A mudança para o uso de ésteres naturais ou sintéticos para rejuvenescer transformadores antigos desencadeou uma tendência notável no setor energético na última década. Esta abordagem, que visa reduzir o risco de incêndio e danos ambientais e, ao mesmo tempo, melhorar a capacidade do transformador de lidar com cargas maiores, está ganhando cada vez mais atenção. Estes ésteres são biodegradáveis e têm pontos de inflamação significativamente mais elevados do que os óleos minerais tradicionais, prometendo uma alternativa mais segura e sustentável. Além da segurança, retardam o processo de envelhecimento do isolamento sólido interno, prolongando assim a vida útil do transformador. Isto é conseguido aumentando a migração da umidade do isolamento sólido para o líquido e um processo de transformação química denominado transesterificação que ocorre na presença de ésteres. Como resultado, os transformadores podem suportar exigências operacionais mais elevadas sem reduzir a sua vida útil esperada, um avanço no aumento da fiabilidade e sustentabilidade do sistema de energia.
Andrés Montero, Belén García e Juan Carlos Burgos, da Universidade Carlos III de Madrid, conduziram um estudo inovador explorando a distribuição do campo elétrico em transformadores adaptados com ésteres naturais sob tensão de corrente alternada (CA). As suas descobertas, publicadas no International Journal of Power and Energy Systems, destacam a transição crítica dos óleos minerais tradicionais para os ésteres naturais. A mudança foi projetada para mitigar os riscos de incêndio e minimizar o impacto ambiental sem exigir um grande desembolso financeiro.
No centro de sua investigação está o impacto sutil do retrofit (substituição do óleo mineral por ésteres naturais) na distribuição do campo elétrico dentro do transformador, um fator chave para garantir a segurança e a eficiência operacionais. A equipe usou o método dos elementos finitos, uma técnica de modelagem complexa, para examinar a distribuição do campo elétrico dentro de um transformador de alta capacidade originalmente projetado para óleo mineral. Esta abordagem permitiu aos pesquisadores obter uma compreensão detalhada de como as mudanças no material de isolamento afetam o campo elétrico interno do transformador.
Montero enfatizou a natureza de sua abordagem, explicando: “Usamos software de simulação avançado para modelar um transformador de alta capacidade projetado para cargas elétricas críticas. Nosso objetivo era entender como a substituição do óleo mineral por ésteres naturais afetaria a distribuição do campo elétrico do transformador.” Esta abordagem iluminou os potenciais benefícios e desafios do uso de ésteres naturais, demonstrando o compromisso da equipe em melhorar a segurança do transformador.

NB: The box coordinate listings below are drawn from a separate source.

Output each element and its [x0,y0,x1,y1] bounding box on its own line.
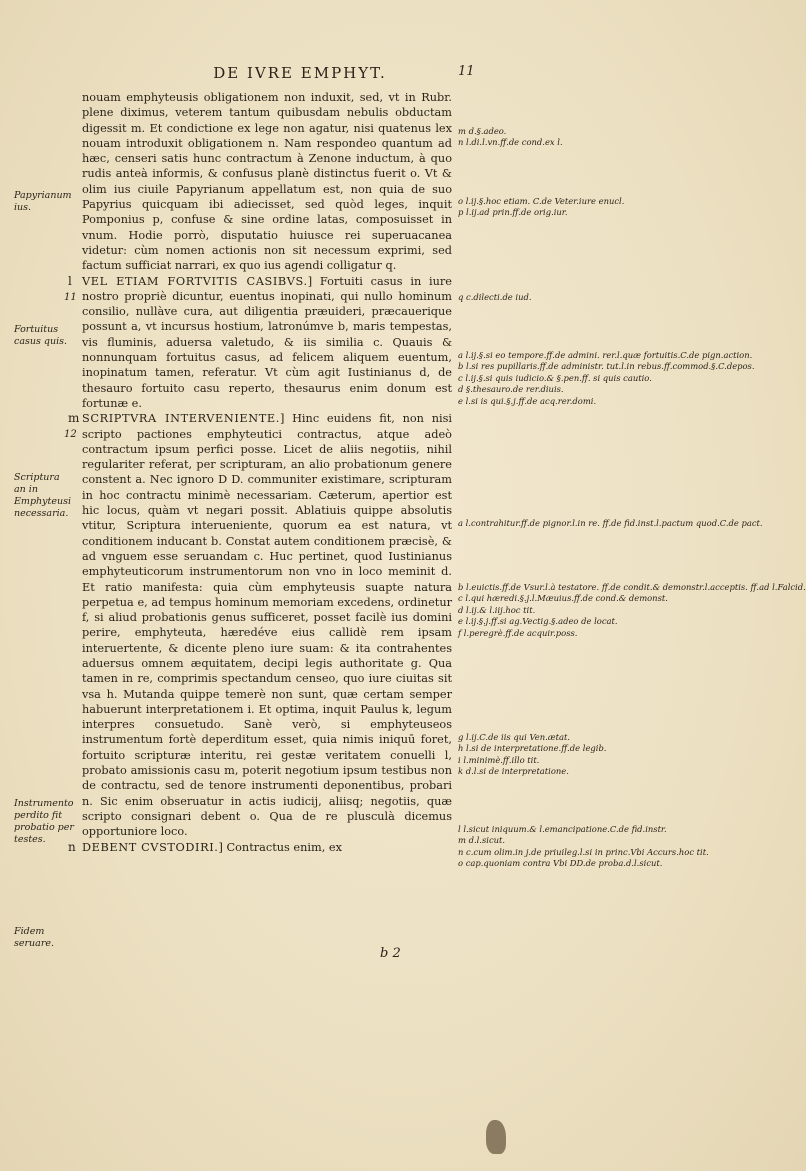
citations-group-1 [458,126,690,149]
citation: p l.ij.ad prin.ff.de orig.iur. [458,207,568,218]
signature-mark: b 2 [380,946,401,961]
citation: f l.peregrè.ff.de acquir.poss. [458,627,578,638]
paragraph-scriptura [64,411,452,839]
citation: d l.ij.& l.iij.hoc tit. [458,604,536,615]
citation: d §.thesauro.de rer.diuis. [458,384,564,395]
section-body: ] Contractus enim, ex [218,840,342,854]
section-letter: m [68,411,80,426]
main-text [64,90,452,855]
left-note-fortuitus: Fortuitus casus quis. [14,324,68,347]
citations-group-2 [458,196,690,219]
citation: o l.ij.§.hoc etiam. C.de Veter.iure enucl. [458,196,625,206]
citation: a l.ij.§.si eo tempore.ff.de admini. rer.l.quæ fortuitis.C.de pign.action. [458,350,753,360]
section-letter: l [68,273,72,288]
citation: m d.§.adeo. [458,126,507,136]
citation: m d.l.sicut. [458,835,506,846]
citations-group-5 [458,518,763,529]
section-number: 12 [64,429,77,441]
citations-group-8 [458,824,709,870]
citation: o cap.quoniam contra Vbi DD.de proba.d.l.sicut. [458,858,663,869]
section-letter: n [68,839,76,854]
citation: h l.si de interpretatione.ff.de legib. [458,743,607,754]
citation: e l.si is qui.§.j.ff.de acq.rer.domi. [458,395,597,406]
paragraph-intro: nouam emphyteusis obligationem non induxit, sed, vt in Rubr. plene diximus, veterem tantum quibusdam nebulis obductam digessit m. Et condictione ex lege non agatur, nisi quatenus lex nouam introduxit obligationem n. Nam respondeo quantum ad hæc, censeri satis hunc contractum à Zenone inductum, à quo rudis anteà informis, & confusus planè distinctus fuerit o. Vt & olim ius ciuile Papyrianum appellatum est, non quia de suo Papyrius quicquam ibi adiecisset, sed quòd leges, inquit Pomponius p, confuse & sine ordine latas, composuisset in vnum. Hodie porrò, disputatio huiusce rei superuacanea videtur: cùm nomen actionis non sit necessum exprimi, sed factum sufficiat narrari, ex quo ius agendi colligatur q. [82,91,452,273]
paragraph-custodiri [68,839,452,855]
citation: k d.l.si de interpretatione. [458,766,569,777]
section-lemma: DEBENT CVSTODIRI. [82,840,219,854]
citation: q c.dilecti.de iud. [458,292,532,302]
citation: c l.ij.§.si quis iudicio.& §.pen.ff. si quis cautio. [458,372,652,383]
running-head: DE IVRE EMPHYT. [213,64,387,82]
citation: b l.si res pupillaris.ff.de administr. tut.l.in rebus.ff.commod.§.C.depos. [458,361,755,372]
citations-group-4 [458,350,755,407]
section-number: 11 [64,291,77,303]
page-number: 11 [458,64,475,79]
section-lemma: SCRIPTVRA INTERVENIENTE. [82,412,280,426]
section-body: ] Hinc euidens fit, non nisi scripto pactiones emphyteutici contractus, atque adeò contractum ipsum perfici posse. Licet de aliis negotiis, nihil regulariter referat, per scripturam, an alio probationum genere constent a. Nec ignoro D D. communiter existimare, scripturam in hoc contractu minimè necessariam. Cæterum, apertior est hic locus, quàm vt negari possit. Ablatiuis quippe absolutis vtitur, Scriptura interueniente, quorum ea est natura, vt conditionem inducant b. Constat autem conditionem præcisè, & ad vnguem esse seruandam c. Huc pertinet, quod Iustinianus emphyteuticorum instrumentorum non vno in loco meminit d. Et ratio manifesta: quia cùm emphyteusis suapte natura perpetua e, ad tempus hominum memoriam excedens, ordinetur f, si aliud probationis genus sufficeret, posset facilè ius domini perire, emphyteuta, hæredéve eius callidè rem ipsam interuertente, & dicente pleno iure suam: & ita contrahentes aduersus omnem æquitatem, decipi legis authoritate g. Qua tamen in re, comprimis spectandum censeo, quo iure ciuitas sit vsa h. Mutanda quippe temerè non sunt, quæ certam semper habuerunt interpretationem i. Et optima, inquit Paulus k, legum interpres consuetudo. Sanè verò, si emphyteuseos instrumentum fortè deperditum esset, quia nimis iniquū foret, fortuito scripturæ interitu, rei gestæ veritatem conuelli l, probato amissionis casu m, poterit negotium ipsum testibus non de contractu, sed de tenore instrumenti deponentibus, probari n. Sic enim obseruatur in actis iudicij, aliisq; negotiis, quæ scripto consignari debent o. Qua de re plusculà dicemus opportuniore loco. [82,412,452,839]
citation: e l.ij.§.j.ff.si ag.Vectig.§.adeo de locat. [458,616,618,627]
citation: n l.di.l.vn.ff.de cond.ex l. [458,137,563,148]
citation: a l.contrahitur.ff.de pignor.l.in re. ff.de fid.inst.l.pactum quod.C.de pact. [458,518,763,528]
section-lemma: VEL ETIAM FORTVITIS CASIBVS. [82,274,308,288]
ink-smudge [486,1120,506,1154]
citation: b l.euictis.ff.de Vsur.l.à testatore. ff.de condit.& demonstr.l.acceptis. ff.ad l.Falcid. [458,582,806,592]
left-note-scriptura: Scriptura an in Emphyteusi necessaria. [14,472,71,519]
citation: g l.ij.C.de iis qui Ven.ætat. [458,732,571,742]
citation: n c.cum olim.in j.de priuileg.l.si in princ.Vbi Accurs.hoc tit. [458,846,709,857]
paragraph-fortuitis [64,273,452,412]
citations-group-6 [458,582,806,639]
citation: i l.minimè.ff.illo tit. [458,754,540,765]
section-body: ] Fortuiti casus in iure nostro propriè dicuntur, euentus inopinati, qui nullo hominum consilio, nullàve cura, aut diligentia præuideri, præcauerique possunt a, vt incursus hostium, latronúmve b, maris tempestas, vis fluminis, aduersa valetudo, & iis similia c. Quauis & nonnunquam fortuitus casus, ad felicem aliquem euentum, inopinatum tamen, referatur. Vt cùm agit Iustinianus d, de thesauro fortuito casu reperto, thesaurus enim donum est fortunæ e. [82,274,452,410]
citation: c l.qui hæredi.§.j.l.Mæuius.ff.de cond.& demonst. [458,593,668,604]
citations-group-3 [458,292,690,303]
citations-group-7 [458,732,690,778]
left-note-fidem: Fidem seruare. [14,926,55,949]
left-note-papyrianum: Papyrianum ius. [14,190,72,213]
citation: l l.sicut iniquum.& l.emancipatione.C.de fid.instr. [458,824,667,834]
left-note-instrumento: Instrumento perdito fit probatio per testes. [14,798,74,845]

As descobertas de Montero e seus colegas revelam um quadro complexo da distribuição do campo elétrico, destacando áreas onde a tensão do isolamento cai, melhorando potencialmente a segurança. Contudo, certas áreas, particularmente aquelas que envolvem isolamento sólido em áreas altamente tensionadas, apresentam margens dielétricas reduzidas. “Quando os transformadores são modificados, podem ocorrer fraquezas no isolamento sólido na superfície dos condutores nas áreas de campo elétrico mais alto do transformador”, observou Montero, enfatizando o equilíbrio complexo entre as propriedades do material e o desempenho do transformador. As implicações desta pesquisa vão além das melhorias imediatas na segurança. Montero acrescentou: “O enchimento de retrofit não é inerentemente perigoso para o desempenho dielétrico do transformador, embora mudanças significativas na distribuição do campo elétrico devam ser levadas em consideração”. Esta compreensão diferenciada é fundamental para o desenvolvimento de sistemas de energia mais seguros e ecológicos.
Referência do diário
Andrés Montero, Belén García, Juan Carlos Burgos, “Distribuição de campo elétrico em transformadores modificados com éster natural sob estresse CA”, International Journal of Power and Energy Systems, 2024.
Número digital: https://doi.org/10.1016/j.ijepes.2023.109549.
Sobre o autor
André Montero (BSc’17, M’20, Ph.D’23) Nasceu em Cuenca em 1995. Em 2017, obteve o título de Bacharel em Ciências. licenciatura em engenharia industrial pela Universidade Politécnica de Valência, Espanha, e mestrado em 2020. Licenciatura em Engenharia Industrial pela Universidade Politécnica de Valência e mestrado em Engenharia Elétrica pelo Politecnico di Milano, Itália. Desde 2020 ele é Ph.D. estudante do Departamento de Engenharia Elétrica da Universidade Carlos III de Madrid. Seu principal tema de interesse é o estudo de processos de enchimento de líquidos biodegradáveis em transformadores.